Gözümüzü doğayı düşünmeye yönelten Kur’ân, yaratılışın arkasındaki sırrı görmek için daha basit bir yöntem öneriyor:

Bakmıyorlar mı develere, nasıl yaratılmış? Göğe, nasıl yükseltilmiş? Dağlara, nasıl dikilmiş? Yere, nasıl yayılıp döşenmiş?” (Ğâşiye: 17-20)

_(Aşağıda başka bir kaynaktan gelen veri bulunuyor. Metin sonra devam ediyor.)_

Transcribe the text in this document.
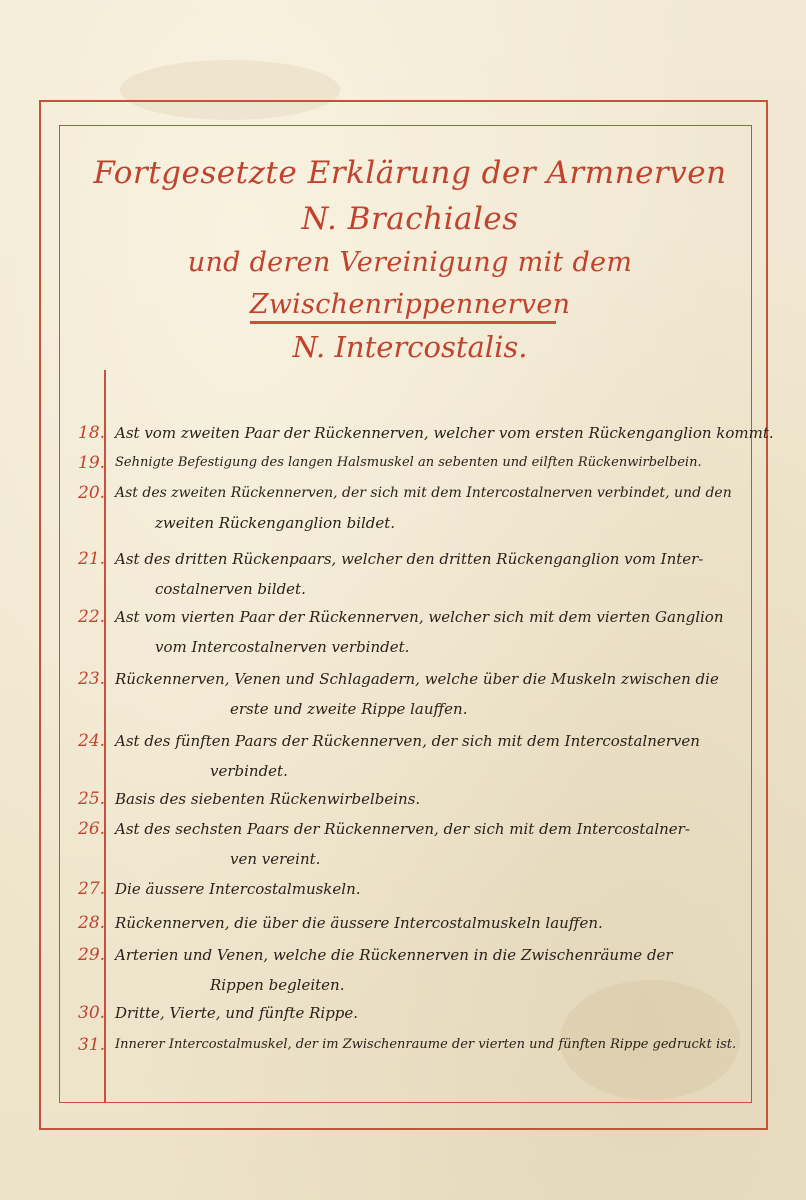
Fortgesetzte Erklärung der Armnerven N. Brachiales
und deren Vereinigung mit dem Zwischenrippennerven
N. Intercostalis.
18. Ast vom zweiten Paar der Rückennerven, welcher vom ersten Rückenganglion kommt.
19. Sehnigte Befestigung des langen Halsmuskel an sebenten und eilften Rückenwirbelbein.
20. Ast des zweiten Rückennerven, der sich mit dem Intercostalnerven verbindet, und den
zweiten Rückenganglion bildet.
21. Ast des dritten Rückenpaars, welcher den dritten Rückenganglion vom Inter-
costalnerven bildet.
22. Ast vom vierten Paar der Rückennerven, welcher sich mit dem vierten Ganglion
vom Intercostalnerven verbindet.
23. Rückennerven, Venen und Schlagadern, welche über die Muskeln zwischen die
erste und zweite Rippe lauffen.
24. Ast des fünften Paars der Rückennerven, der sich mit dem Intercostalnerven
verbindet.
25. Basis des siebenten Rückenwirbelbeins.
26. Ast des sechsten Paars der Rückennerven, der sich mit dem Intercostalner-
ven vereint.
27. Die äussere Intercostalmuskeln.
28. Rückennerven, die über die äussere Intercostalmuskeln lauffen.
29. Arterien und Venen, welche die Rückennerven in die Zwischenräume der
Rippen begleiten.
30. Dritte, Vierte, und fünfte Rippe.
31. Innerer Intercostalmuskel, der im Zwischenraume der vierten und fünften Rippe gedruckt ist.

Kur'ân'ın ilk muhatabı olan insanlar, çoğu kez tek başına çöllerde yolculuk yaparlardı. İnsan yalnız kalınca, konuşacağı, eğleneceği kimse olmadığı için düşünceye dalar, çevresine bakarken önce bindiği deveye gözü ilişir, üstüne bakınca göğü görür, sağına soluna bakınca dağları görür, altına bakınca yeri görür. İşte ona, yalnız kaldığı zaman baktığı şeyleri düşünmesi, bunların yaratılışından ibret alması emredilmiştir.

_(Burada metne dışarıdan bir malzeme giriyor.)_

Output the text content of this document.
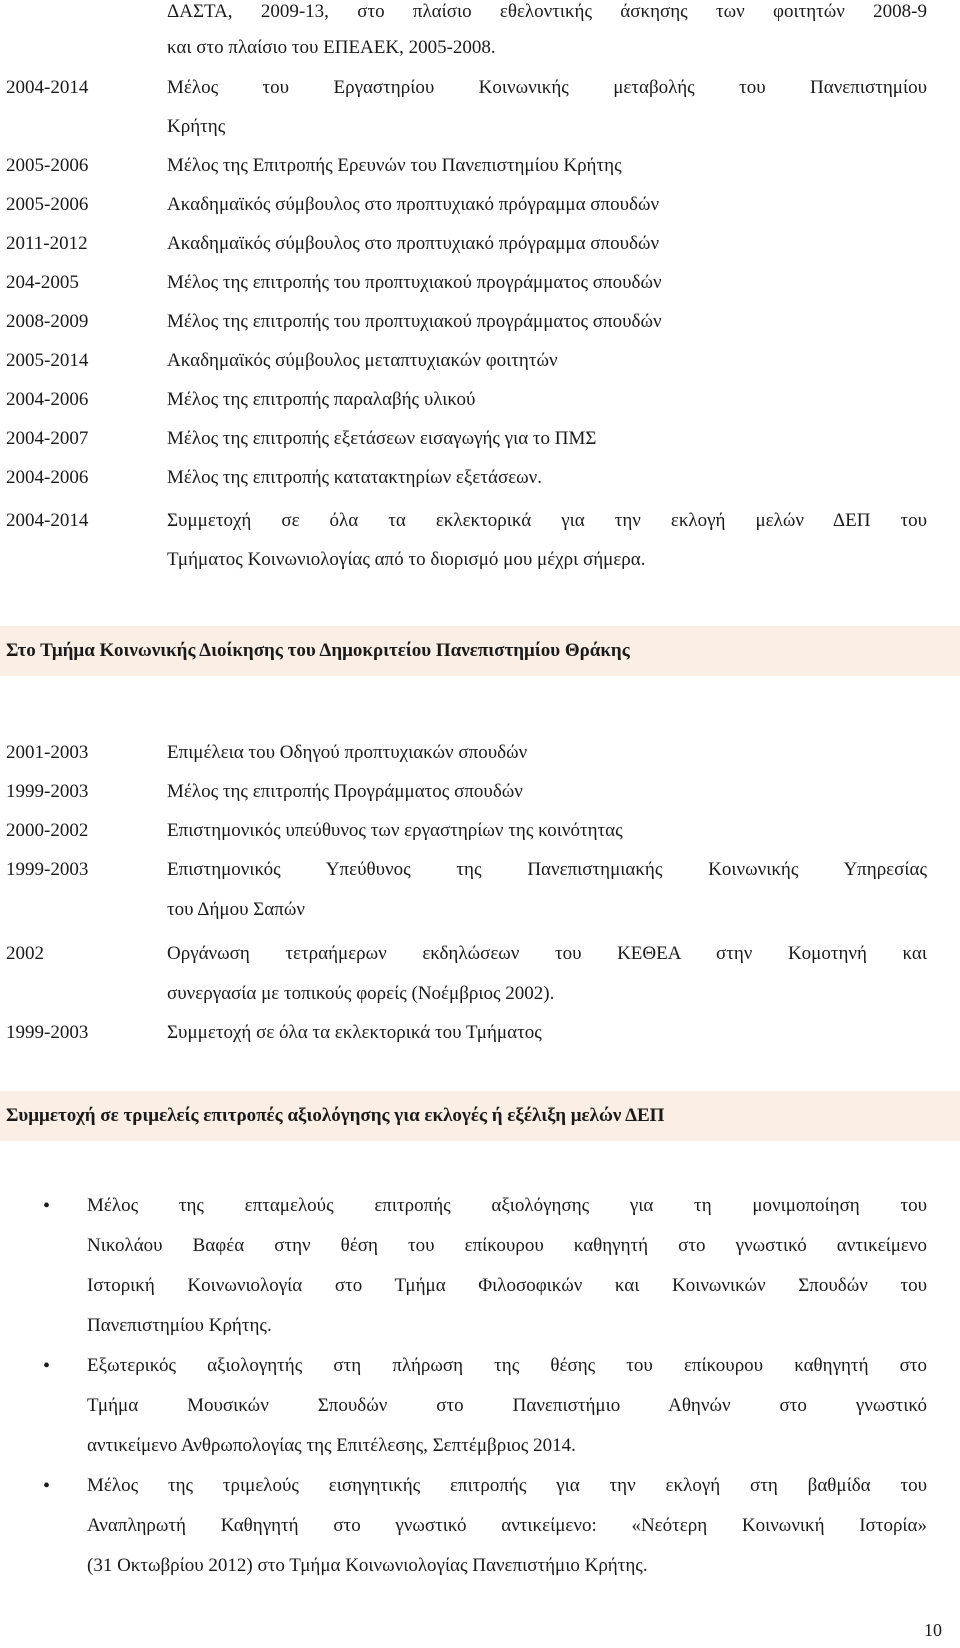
ΔΑΣΤΑ, 2009-13, στο πλαίσιο εθελοντικής άσκησης των φοιτητών 2008-9
και στο πλαίσιο του ΕΠΕΑΕΚ, 2005-2008.
2004-2014	Μέλος του Εργαστηρίου Κοινωνικής μεταβολής του Πανεπιστημίου
Κρήτης
2005-2006	Μέλος της Επιτροπής Ερευνών του Πανεπιστημίου Κρήτης
2005-2006	Ακαδημαϊκός σύμβουλος στο προπτυχιακό πρόγραμμα σπουδών
2011-2012	Ακαδημαϊκός σύμβουλος στο προπτυχιακό πρόγραμμα σπουδών
204-2005	Μέλος της επιτροπής του προπτυχιακού προγράμματος σπουδών
2008-2009	Μέλος της επιτροπής του προπτυχιακού προγράμματος σπουδών
2005-2014	Ακαδημαϊκός σύμβουλος μεταπτυχιακών φοιτητών
2004-2006	Μέλος της επιτροπής παραλαβής υλικού
2004-2007	Μέλος της επιτροπής εξετάσεων εισαγωγής για το ΠΜΣ
2004-2006	Μέλος της επιτροπής κατατακτηρίων εξετάσεων.
2004-2014	Συμμετοχή σε όλα τα εκλεκτορικά για την εκλογή μελών ΔΕΠ του
Τμήματος Κοινωνιολογίας από το διορισμό μου μέχρι σήμερα.
Στο Τμήμα Κοινωνικής Διοίκησης του Δημοκριτείου Πανεπιστημίου Θράκης
2001-2003	Επιμέλεια του Οδηγού προπτυχιακών σπουδών
1999-2003	Μέλος της επιτροπής Προγράμματος σπουδών
2000-2002	Επιστημονικός υπεύθυνος των εργαστηρίων της κοινότητας
1999-2003	Επιστημονικός Υπεύθυνος της Πανεπιστημιακής Κοινωνικής Υπηρεσίας
του Δήμου Σαπών
2002	Οργάνωση τετραήμερων εκδηλώσεων του ΚΕΘΕΑ στην Κομοτηνή και
συνεργασία με τοπικούς φορείς (Νοέμβριος 2002).
1999-2003	Συμμετοχή σε όλα τα εκλεκτορικά του Τμήματος
Συμμετοχή σε τριμελείς επιτροπές αξιολόγησης για εκλογές ή εξέλιξη μελών ΔΕΠ
•	Μέλος της επταμελούς επιτροπής αξιολόγησης για τη μονιμοποίηση του
Νικολάου Βαφέα στην θέση του επίκουρου καθηγητή στο γνωστικό αντικείμενο
Ιστορική Κοινωνιολογία στο Τμήμα Φιλοσοφικών και Κοινωνικών Σπουδών του
Πανεπιστημίου Κρήτης.
•	Εξωτερικός αξιολογητής στη πλήρωση της θέσης του επίκουρου καθηγητή στο
Τμήμα Μουσικών Σπουδών στο Πανεπιστήμιο Αθηνών στο γνωστικό
αντικείμενο Ανθρωπολογίας της Επιτέλεσης, Σεπτέμβριος 2014.
•	Μέλος της τριμελούς εισηγητικής επιτροπής για την εκλογή στη βαθμίδα του
Αναπληρωτή Καθηγητή στο γνωστικό αντικείμενο: «Νεότερη Κοινωνική Ιστορία»
(31 Οκτωβρίου 2012) στο Τμήμα Κοινωνιολογίας Πανεπιστήμιο Κρήτης.
10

Bu anılanları ve benzeri yaratıkları düşünen, inceleyen insanlar, bunların kendi kendilerine var olamayacağını; ilim, hikmet ve kudret sâhibi bir yaratıcı tarafından yaratıldığını; kâinâtı böyle ince bir düzenle yaratan o yaratıcının da bunları boş yere değil, bir amaç için yarattığını; öyle ise her şeyin kısa bir ömürle bitmeyeceğini; bu dünyâ hayatından sonra da bir hayât bulunması gerektiğini; zira yaratma amacının ancak o ikinci hayatta gerçekleşeceğini; kâinâtı böyle intizamla yaratıp yöneten Allah'ın, bu varlıkların benzerini ve dolayısıyla insanları yeniden yaratmağa kadir ol­du­ğunu anlar; âhiret hayatına ve sorumluluğuna inanarak Allah'ın gösterdiği iman ve güzel ahlâk yoluna girer.

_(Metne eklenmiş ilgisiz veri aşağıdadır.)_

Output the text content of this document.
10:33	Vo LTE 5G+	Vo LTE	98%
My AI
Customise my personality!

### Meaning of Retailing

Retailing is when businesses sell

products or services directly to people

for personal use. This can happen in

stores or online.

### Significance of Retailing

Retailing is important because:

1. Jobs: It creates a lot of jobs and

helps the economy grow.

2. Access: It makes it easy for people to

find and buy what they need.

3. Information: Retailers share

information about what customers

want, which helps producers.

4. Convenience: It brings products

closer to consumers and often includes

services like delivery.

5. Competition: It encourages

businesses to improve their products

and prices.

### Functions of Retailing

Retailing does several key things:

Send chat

Bu bakıp inceleme emri, yeriyle göğüyle bütün evreni inceleme fermanıdır. Bu emir, Dünyanın bir parçasından başlayıp gökten ve dağlardan dolaşarak nihayet Dünyanın döşenmesinin incelenmesine getirilmiştir. Zira: "Bir süreye kadar sizin Arzda kalıp yaşamanız gerekir"(Bakara Sûresi: 36), "Orada yaşaya­caksınız, orada öleceksiniz ve yine ondan (diriltilip) çıkarılacaksınız" (A'râf Sûresi: 25) bu­yu­rulduğu üzere Arz, insanların bir süre yaşayacakları, sonra ölüp gömü­lecekleri, tekrar oradan diriltilip çıkarılacakları ve Yüce Dîvân'da hesap vermeğe gidecekleri yerdir. Onun için insanın, yaşadığı şu Dünyâ'yı iyi tanıyıp hayâtını boş şeylerle değil, ilim ve irfân kazanarak, güzel işler yaparak geçirmesi gerekir.